North Cambridgeshire Hospital is a healthcare facility in The Park, Wisbech, Cambridgeshire, England. It is managed by the Cambridgeshire and Peterborough NHS Foundation Trust.

==History==
The facility, which was established as a cottage hospital by Margaret Trafford Southwell, a descendant of the Southwell family, whose members had been tenants at Wisbech Castle, was opened on 2 October 1873. The foundation was inscribed:

This Stone was laid on the 16th of October, 1872 by MARGARET ELIZABETH, elder daughter of SIGISMUND TRAFFORD-SOUTHWELL, ESQ.
She founded this Hospital
To the praise and glory of God,
And for the benefit of the Sick and Poor,
and appointed as Trustees
ALEXANDER PECKOVER. FRANCIS JACKSON.
ROBERT WHERRY. REV. JOHN SCOTT M.A.

Initially it had accommodation for 26 patients, taken from a radius of about ten miles.

In 1924 a film recorded a day at the hospital for the East Anglian Film Archive. An outpatients department was completed in 1904 and a children's wing was added in 1936. It joined the National Health Service in 1948. In 1984 Florence Fendick, the last private owner of Wisbech Castle, died at the hospital.
In April 2018 it was announced that £8 million would be invested in redeveloping the hospital.

== Minor Injury Unit (MIU) ==
The hospital has a MIU which deals with wounds, bites, minor burns and scalds as well as muscle and joint injuries.

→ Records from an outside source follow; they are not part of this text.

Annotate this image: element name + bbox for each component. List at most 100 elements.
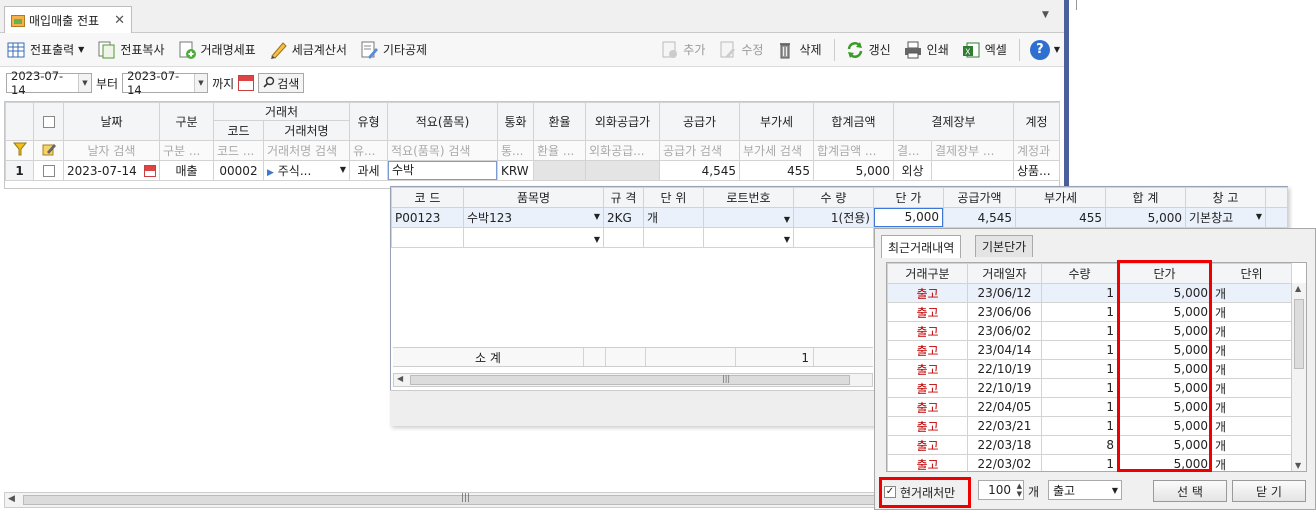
items-col-spec[interactable]: 규 격 bbox=[603, 187, 644, 208]
item-price[interactable]: 5,000 bbox=[873, 207, 944, 228]
recent-cell-qty[interactable]: 1 bbox=[1041, 454, 1118, 471]
table-row[interactable]: 출고 22/03/21 1 5,000 개 bbox=[887, 416, 1292, 436]
cell-total[interactable]: 5,000 bbox=[813, 160, 894, 181]
recent-cell-unit[interactable]: 개 bbox=[1211, 378, 1292, 398]
cell-code[interactable]: 00002 bbox=[213, 160, 264, 181]
statement-button[interactable]: 거래명세표 bbox=[177, 37, 256, 63]
cell-vat[interactable]: 455 bbox=[739, 160, 814, 181]
date-to-field[interactable]: 2023-07-14 ▼ bbox=[122, 69, 209, 97]
recent-cell-kind[interactable]: 출고 bbox=[887, 435, 968, 455]
refresh-button[interactable]: 갱신 bbox=[845, 37, 891, 63]
cell-supply[interactable]: 4,545 bbox=[659, 160, 740, 181]
print-button[interactable]: 인쇄 bbox=[903, 37, 949, 63]
scroll-up-icon[interactable]: ▲ bbox=[1295, 284, 1301, 293]
item-empty-cell[interactable] bbox=[793, 227, 874, 248]
scroll-left-icon[interactable]: ◀ bbox=[397, 374, 403, 383]
items-col-total[interactable]: 합 계 bbox=[1105, 187, 1186, 208]
col-account[interactable]: 계정 bbox=[1013, 102, 1061, 141]
items-col-vat[interactable]: 부가세 bbox=[1015, 187, 1106, 208]
recent-cell-date[interactable]: 22/10/19 bbox=[967, 359, 1042, 379]
date-from-field[interactable]: 2023-07-14 ▼ bbox=[6, 69, 92, 97]
items-col-unit[interactable]: 단 위 bbox=[643, 187, 704, 208]
table-row[interactable]: 출고 23/04/14 1 5,000 개 bbox=[887, 340, 1292, 360]
cell-settlement[interactable]: 외상 bbox=[893, 160, 932, 181]
select-button[interactable]: 선 택 bbox=[1153, 480, 1227, 502]
recent-cell-unit[interactable]: 개 bbox=[1211, 397, 1292, 417]
item-empty-lot[interactable]: ▼ bbox=[703, 227, 794, 248]
items-col-price[interactable]: 단 가 bbox=[873, 187, 944, 208]
cell-partner-name[interactable]: ▶ 주식... ▼ bbox=[263, 160, 350, 181]
item-empty-cell[interactable] bbox=[643, 227, 704, 248]
recent-cell-date[interactable]: 23/06/06 bbox=[967, 302, 1042, 322]
item-lot[interactable]: ▼ bbox=[703, 207, 794, 228]
filter-kind[interactable]: 유... bbox=[349, 140, 388, 161]
tab-recent-transactions[interactable]: 최근거래내역 bbox=[881, 235, 962, 258]
scroll-left-icon[interactable]: ◀ bbox=[8, 494, 15, 504]
recent-col-kind[interactable]: 거래구분 bbox=[887, 263, 968, 284]
table-row[interactable]: 출고 23/06/06 1 5,000 개 bbox=[887, 302, 1292, 322]
items-col-name[interactable]: 품목명 bbox=[463, 187, 604, 208]
col-partner-code[interactable]: 코드 bbox=[213, 120, 264, 141]
col-currency[interactable]: 통화 bbox=[497, 102, 534, 141]
col-type[interactable]: 구분 bbox=[159, 102, 214, 141]
cell-summary[interactable]: 수박 bbox=[387, 160, 498, 181]
chevron-down-icon[interactable]: ▼ bbox=[77, 74, 91, 92]
row-checkbox-cell[interactable] bbox=[33, 160, 64, 181]
recent-cell-qty[interactable]: 1 bbox=[1041, 397, 1118, 417]
recent-cell-qty[interactable]: 1 bbox=[1041, 359, 1118, 379]
kind-filter-select[interactable]: 출고 ▼ bbox=[1048, 480, 1122, 500]
item-name[interactable]: 수박123 ▼ bbox=[463, 207, 604, 228]
recent-cell-unit[interactable]: 개 bbox=[1211, 435, 1292, 455]
table-row[interactable]: 출고 22/10/19 1 5,000 개 bbox=[887, 378, 1292, 398]
filter-type[interactable]: 구분 ... bbox=[159, 140, 214, 161]
recent-cell-date[interactable]: 23/04/14 bbox=[967, 340, 1042, 360]
other-deduction-button[interactable]: 기타공제 bbox=[359, 37, 427, 63]
recent-cell-qty[interactable]: 1 bbox=[1041, 340, 1118, 360]
recent-cell-date[interactable]: 22/03/18 bbox=[967, 435, 1042, 455]
item-empty-cell[interactable] bbox=[603, 227, 644, 248]
item-unit[interactable]: 개 bbox=[643, 207, 704, 228]
recent-cell-unit[interactable]: 개 bbox=[1211, 416, 1292, 436]
recent-cell-date[interactable]: 22/03/21 bbox=[967, 416, 1042, 436]
recent-cell-qty[interactable]: 8 bbox=[1041, 435, 1118, 455]
close-icon[interactable]: ✕ bbox=[114, 13, 125, 28]
recent-cell-kind[interactable]: 출고 bbox=[887, 321, 968, 341]
add-button[interactable]: 추가 bbox=[659, 37, 705, 63]
recent-cell-unit[interactable]: 개 bbox=[1211, 454, 1292, 471]
calendar-icon[interactable] bbox=[238, 75, 255, 91]
recent-cell-qty[interactable]: 1 bbox=[1041, 302, 1118, 322]
item-total[interactable]: 5,000 bbox=[1105, 207, 1186, 228]
chevron-down-icon[interactable]: ▼ bbox=[784, 235, 790, 244]
col-kind[interactable]: 유형 bbox=[349, 102, 388, 141]
recent-cell-kind[interactable]: 출고 bbox=[887, 416, 968, 436]
items-col-lot[interactable]: 로트번호 bbox=[703, 187, 794, 208]
table-row[interactable]: 출고 22/03/18 8 5,000 개 bbox=[887, 435, 1292, 455]
col-supply[interactable]: 공급가 bbox=[659, 102, 740, 141]
table-row[interactable]: 출고 23/06/12 1 5,000 개 bbox=[887, 283, 1292, 303]
filter-total[interactable]: 합계금액 ... bbox=[813, 140, 894, 161]
popup-horizontal-scrollbar[interactable]: ◀ ||| bbox=[393, 373, 873, 387]
table-row[interactable]: 출고 22/04/05 1 5,000 개 bbox=[887, 397, 1292, 417]
recent-cell-date[interactable]: 22/04/05 bbox=[967, 397, 1042, 417]
cell-kind[interactable]: 과세 bbox=[349, 160, 388, 181]
col-vat[interactable]: 부가세 bbox=[739, 102, 814, 141]
tab-list-dropdown-icon[interactable]: ▼ bbox=[1042, 10, 1049, 20]
stepper-arrows-icon[interactable]: ▲ ▼ bbox=[1017, 482, 1022, 498]
recent-cell-qty[interactable]: 1 bbox=[1041, 378, 1118, 398]
filter-summary[interactable]: 적요(품목) 검색 bbox=[387, 140, 498, 161]
recent-cell-kind[interactable]: 출고 bbox=[887, 378, 968, 398]
items-col-warehouse[interactable]: 창 고 bbox=[1185, 187, 1266, 208]
help-button[interactable]: ? ▼ bbox=[1029, 37, 1060, 63]
recent-col-qty[interactable]: 수량 bbox=[1041, 263, 1118, 284]
close-button[interactable]: 닫 기 bbox=[1232, 480, 1306, 502]
filter-date[interactable]: 날자 검색 bbox=[63, 140, 160, 161]
chevron-down-icon[interactable]: ▼ bbox=[340, 165, 346, 174]
recent-cell-date[interactable]: 23/06/02 bbox=[967, 321, 1042, 341]
summary-input[interactable]: 수박 bbox=[388, 161, 497, 180]
excel-button[interactable]: X 엑셀 bbox=[961, 37, 1007, 63]
search-button[interactable]: 검색 bbox=[258, 73, 305, 93]
chevron-down-icon[interactable]: ▼ bbox=[193, 74, 208, 92]
recent-cell-kind[interactable]: 출고 bbox=[887, 397, 968, 417]
item-supply[interactable]: 4,545 bbox=[943, 207, 1016, 228]
recent-cell-kind[interactable]: 출고 bbox=[887, 359, 968, 379]
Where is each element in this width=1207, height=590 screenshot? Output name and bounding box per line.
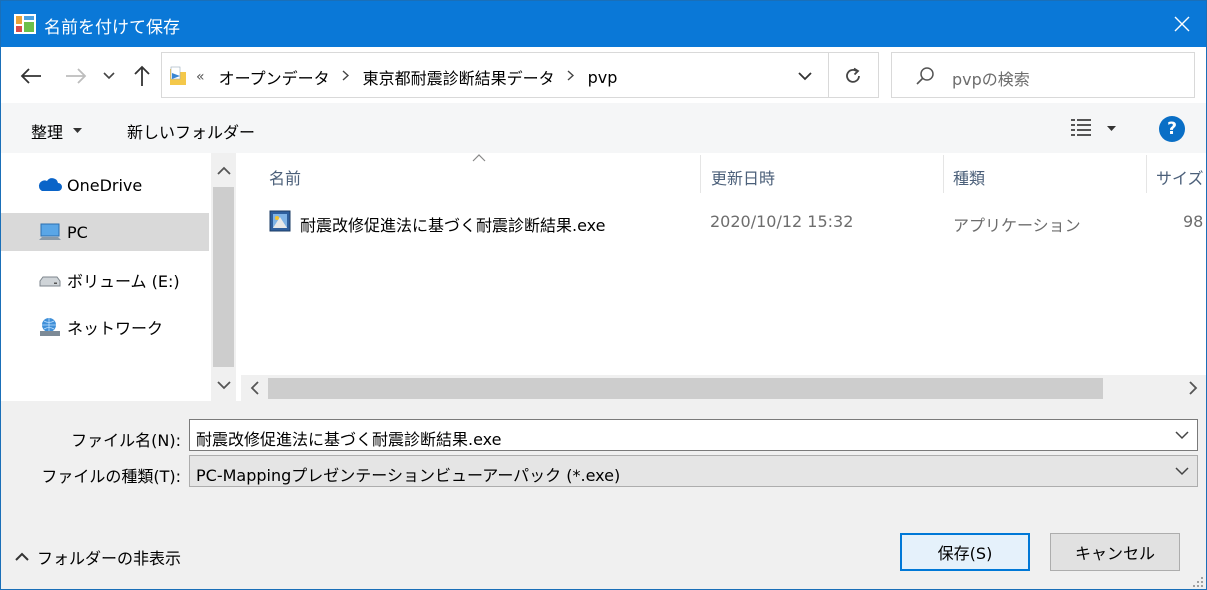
caret-down-icon [1107,126,1116,131]
address-bar[interactable]: « オープンデータ 東京都耐震診断結果データ pvp [161,52,879,98]
column-header-modified[interactable]: 更新日時 [711,165,775,189]
filename-value: 耐震改修促進法に基づく耐震診断結果.exe [196,430,502,449]
network-icon [40,318,60,336]
breadcrumb-item[interactable]: オープンデータ [219,65,330,89]
nav-item-label: ボリューム (E:) [67,272,180,291]
file-list-scrollbar[interactable] [241,375,1206,401]
filetype-select[interactable]: PC-Mappingプレゼンテーションビューアーパック (*.exe) [189,455,1198,487]
chevron-right-icon[interactable] [567,69,574,85]
save-button[interactable]: 保存(S) [900,533,1030,571]
file-type: アプリケーション [953,216,1081,235]
filetype-label: ファイルの種類(T): [41,467,181,486]
refresh-icon [846,67,860,83]
column-divider[interactable] [943,155,944,193]
scroll-right-icon[interactable] [1185,379,1201,397]
file-modified: 2020/10/12 15:32 [710,212,854,231]
search-icon [916,67,934,85]
breadcrumb-item[interactable]: pvp [588,68,618,87]
caret-down-icon [73,128,83,133]
divider [828,53,829,97]
chevron-right-icon[interactable] [342,69,349,85]
file-list: 名前 更新日時 種類 サイズ 耐震改修促進法に基づく耐震診断結果.exe 202… [236,153,1206,401]
window-title: 名前を付けて保存 [44,18,180,38]
forward-button[interactable] [63,63,89,89]
save-as-dialog: 名前を付けて保存 « オープンデータ 東京都耐震診断結果データ pvp pvpの… [0,0,1207,590]
arrow-up-icon [134,65,150,86]
folder-icon [170,66,186,85]
chevron-down-icon [103,72,115,80]
nav-item-volume-e[interactable]: ボリューム (E:) [1,261,209,299]
cancel-button[interactable]: キャンセル [1050,533,1180,571]
computer-icon [39,223,61,240]
column-header-size[interactable]: サイズ [1156,165,1204,189]
file-size: 98 [1183,212,1204,231]
column-divider[interactable] [1146,155,1147,193]
scroll-up-icon[interactable] [215,163,233,179]
arrow-right-icon [66,68,87,84]
chevron-down-icon[interactable] [1174,428,1190,442]
recent-locations-button[interactable] [98,63,120,89]
organize-button[interactable]: 整理 [31,119,83,143]
nav-item-pc[interactable]: PC [1,213,209,251]
filename-input[interactable]: 耐震改修促進法に基づく耐震診断結果.exe [189,419,1198,451]
breadcrumb-item[interactable]: 東京都耐震診断結果データ [363,65,555,89]
close-icon [1174,16,1190,32]
help-icon[interactable]: ? [1159,116,1185,142]
hide-folders-button[interactable]: フォルダーの非表示 [15,545,181,569]
sort-ascending-icon [472,154,486,162]
nav-item-label: PC [67,222,88,242]
search-box[interactable]: pvpの検索 [891,52,1195,98]
refresh-button[interactable] [838,63,868,89]
nav-item-network[interactable]: ネットワーク [1,308,209,346]
up-button[interactable] [129,63,155,89]
scrollbar-thumb[interactable] [268,378,1103,399]
column-header-type[interactable]: 種類 [953,165,985,189]
filetype-value: PC-Mappingプレゼンテーションビューアーパック (*.exe) [196,466,621,485]
navigation-pane: OneDrive PC ボリューム (E:) ネットワーク [1,153,211,401]
breadcrumb: « オープンデータ 東京都耐震診断結果データ pvp [196,65,617,89]
breadcrumb-overflow[interactable]: « [196,69,205,85]
hide-folders-label: フォルダーの非表示 [37,549,182,568]
title-bar: 名前を付けて保存 [1,1,1206,47]
address-dropdown-button[interactable] [792,63,818,89]
command-bar: 整理 新しいフォルダー ? [1,103,1206,153]
resize-grip-icon[interactable] [1191,575,1205,589]
scroll-left-icon[interactable] [247,379,263,397]
back-button[interactable] [18,63,44,89]
exe-file-icon [269,210,291,232]
app-icon [14,14,36,34]
chevron-down-icon [798,71,812,80]
details-view-icon [1071,119,1091,136]
organize-label: 整理 [31,123,64,142]
view-options-button[interactable] [1069,117,1121,141]
filename-label: ファイル名(N): [71,431,181,450]
nav-item-label: OneDrive [67,175,143,195]
drive-icon [39,276,61,287]
table-row[interactable]: 耐震改修促進法に基づく耐震診断結果.exe 2020/10/12 15:32 ア… [260,205,1206,237]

== Friends of the Wisbech Hospitals ==

The Friends of the Wisbech Hospitals is a long established charity organisation, founded in 1953. When it was first formed, the town had several hospitals to support - now the town is left with just one - the North Cambs. The Friends continue to support the hospital itself, the main stipulation being that anything they fund remains in the town so it is available for the benefit of local people. They hold regular events to raise funds to support the staff and patients. Nowadays this can be in the shape of refurbishment projects, redecorating and refreshing old and obsolete equipment, thus enhancing the quality of care that the staff are able to provide. Representatives carry out monthly visits to talk to staff, patients and hospital visitors.